Morning Light Exposure: Even just 10–15 minutes, can help recalibrate your circadian rhythm and set your body’s rhythm for the day. It encourages the production of serotonin, which helps lift your mood and prepares you for a restful sleep later.
Midday light: is beneficial in helping keep you alert and engaged through your work day and signaling to your circadian rhythm that its time to be awake. Instead of reaching for that midday caffeine, take a walk outside and soak up the sun.
Use Light Therapy: If access to natural sunlight is limited, consider a light therapy box. Studies show that these devices can improve mood and energy levels by mimicking bright sunlight, particularly during winter months when daylight is scarce.
Decrease Light as the Sun Goes Down: On the flip side, when it gets dark, melatonin production ramps up, signaling that it’s time for sleep.

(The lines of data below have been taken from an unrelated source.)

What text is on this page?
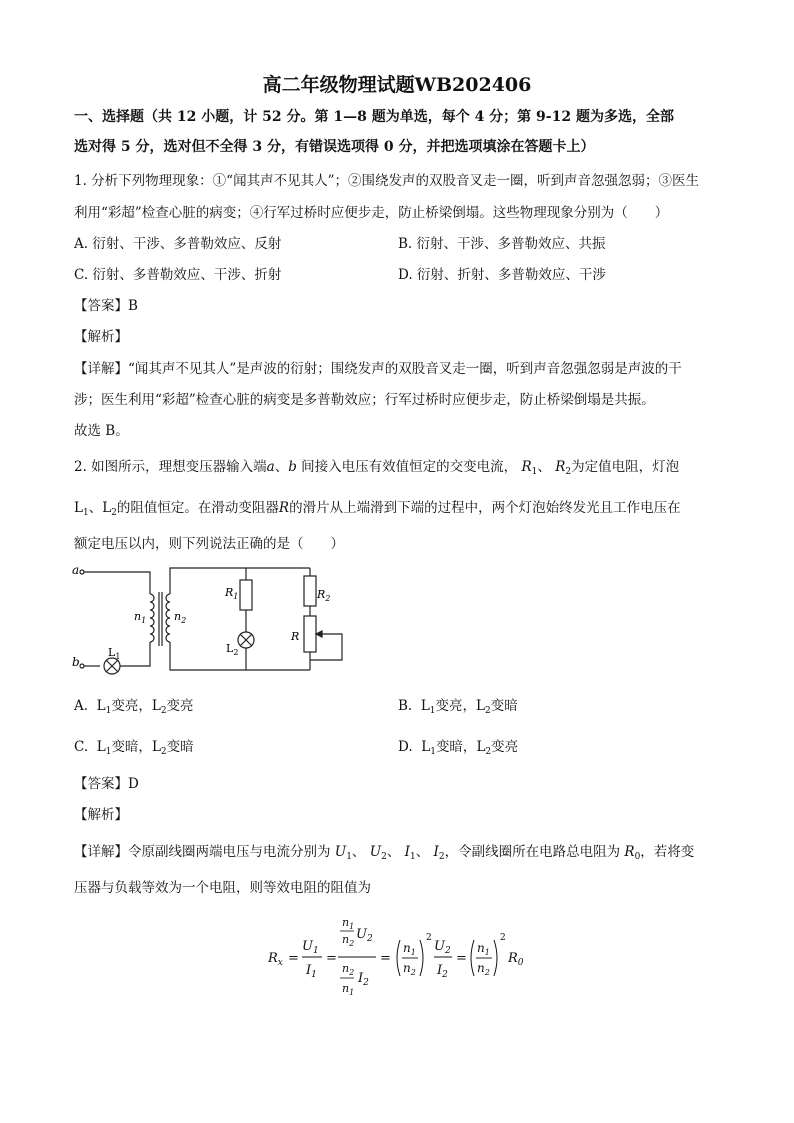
高二年级物理试题WB202406
一、选择题（共 12 小题，计 52 分。第 1—8 题为单选，每个 4 分；第 9-12 题为多选，全部
选对得 5 分，选对但不全得 3 分，有错误选项得 0 分，并把选项填涂在答题卡上）
1. 分析下列物理现象：①“闻其声不见其人”；②围绕发声的双股音叉走一圈，听到声音忽强忽弱；③医生
利用“彩超”检查心脏的病变；④行军过桥时应便步走，防止桥梁倒塌。这些物理现象分别为（　　）
A. 衍射、干涉、多普勒效应、反射	B. 衍射、干涉、多普勒效应、共振
C. 衍射、多普勒效应、干涉、折射	D. 衍射、折射、多普勒效应、干涉
【答案】B
【解析】
【详解】“闻其声不见其人”是声波的衍射；围绕发声的双股音叉走一圈，听到声音忽强忽弱是声波的干
涉；医生利用“彩超”检查心脏的病变是多普勒效应；行军过桥时应便步走，防止桥梁倒塌是共振。
故选 B。
2. 如图所示，理想变压器输入端a、b 间接入电压有效值恒定的交变电流， $R_1$、 $R_2$为定值电阻，灯泡
$L_1$、$L_2$的阻值恒定。在滑动变阻器R的滑片从上端滑到下端的过程中，两个灯泡始终发光且工作电压在
额定电压以内，则下列说法正确的是（　　）
a
b
$L_1$
$n_1$	$n_2$
$R_1$
$L_2$
$R_2$
R
A. $L_1$变亮，$L_2$变亮	B. $L_1$变亮，$L_2$变暗
C. $L_1$变暗，$L_2$变暗	D. $L_1$变暗，$L_2$变亮
【答案】D
【解析】
【详解】令原副线圈两端电压与电流分别为 $U_1$、 $U_2$、 $I_1$、 $I_2$，令副线圈所在电路总电阻为 $R_0$，若将变
压器与负载等效为一个电阻，则等效电阻的阻值为
$R_x$ =
$U_1$
$I_1$
=
$n_1$
$n_2$
$U_2$
$n_2$
$n_1$
$I_2$
=
$n_1$
$n_2$
2
$U_2$
$I_2$
=
$n_1$
$n_2$
2
$R_0$
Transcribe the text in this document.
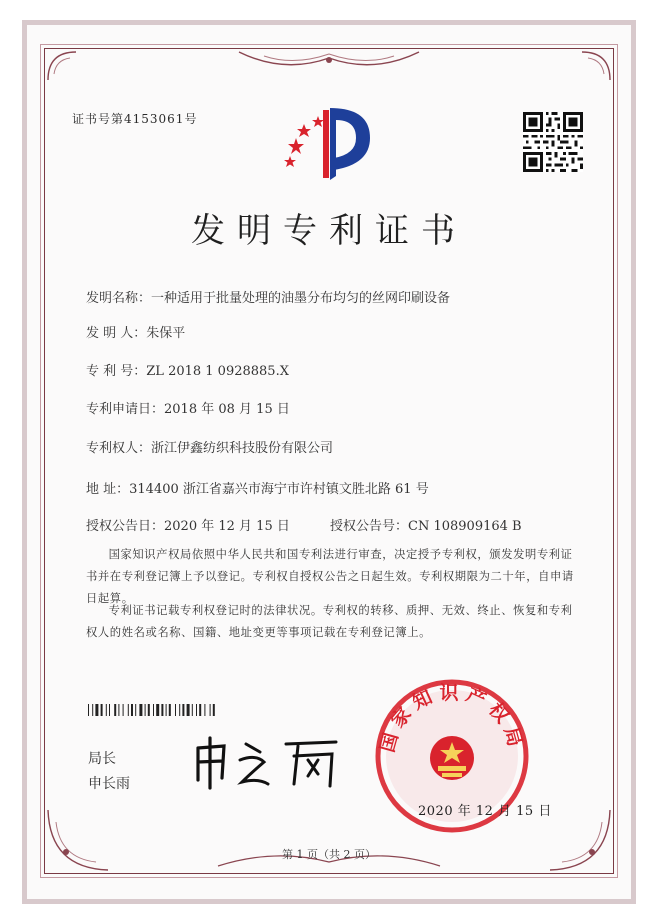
证书号第4153061号
发明专利证书
发明名称：一种适用于批量处理的油墨分布均匀的丝网印刷设备
发 明 人：朱保平
专 利 号：ZL 2018 1 0928885.X
专利申请日：2018 年 08 月 15 日
专利权人：浙江伊鑫纺织科技股份有限公司
地 址：314400 浙江省嘉兴市海宁市许村镇文胜北路 61 号
授权公告日：2020 年 12 月 15 日	授权公告号：CN 108909164 B
国家知识产权局依照中华人民共和国专利法进行审查，决定授予专利权，颁发发明专利证书并在专利登记簿上予以登记。专利权自授权公告之日起生效。专利权期限为二十年，自申请日起算。
专利证书记载专利权登记时的法律状况。专利权的转移、质押、无效、终止、恢复和专利权人的姓名或名称、国籍、地址变更等事项记载在专利登记簿上。
局长
申长雨
国家知识产权局
2020 年 12 月 15 日
第 1 页（共 2 页）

Reduce light exposure as it gets closer to bed time.
Focus on Restful Sleep
As the time shifts, it's important to adapt your sleep habits as well. Good sleep hygiene is vital for a smooth transition. By focusing on sleep hygiene, you can lessen the adverse effects of the time change.
Establish a Consistent Sleep Schedule: Maintain a regular sleep schedule by going to bed and waking up at the same time. Consistency in timing can reinforce your body’s natural rhythms.
Create a Restful Environment: Your bedroom should be dark, quiet, and cool. If needed, use blackout curtains or white noise machines to block out distractions.
Limit Screen Time Before Bed: Reducing exposure to blue light from devices is key. Aim to minimize screen time at least an hour before sleep.
Mind Your Evening Meals: Heavier meals can disrupt sleep. Aim to stop eating 3 hours before bedtime.
3. Move Your Body to Boost Energy and Mood
Physical activity is a powerful tool for regulating your internal clock, boosting energy, and reducing stress. Exercising outdoors has the added benefit of increasing your exposure to natural light, further supporting your circadian rhythms. Regular exercise releases endorphins, which are natural mood enhancers.
Stay Active:
Find an activity you enjoy, whether it’s walking, cycling, or dancing.
Try a morning walk, midday stretching break, or an evening yoga session to release tension and relax the body.
Focus on moving often and minimizing sitting.
Aim to avoid intense exercise close to bedtime, as it may be too stimulating for restful sleep.
4. Give Yourself Extra Self-Care
Lean into self-care as your body adapts. These small shifts in your routine can help reduce the impact of the darker mornings and earlier evenings:
Nourishing meals: Opt for anti-inflammatory, whole-food choices to stabilize blood sugar and energy.
Hydration: Staying hydrated helps you maintain focus and keep up energy throughout the day
Mindful breaks: Take small, intentional breaks throughout the day to recharge and check in with your body’s needs.
Navigating the Seasonal Shift
By maximizing natural light exposure, implementing better sleep practices, and increasing movement, you can navigate this transition with confidence.
As we embrace this seasonal shift, it's vital to commit to your physical and mental wellness. With the right approach and a bit of patience, you can turn the countdown to change into a chance for growth, enhancing your quality of life in the process.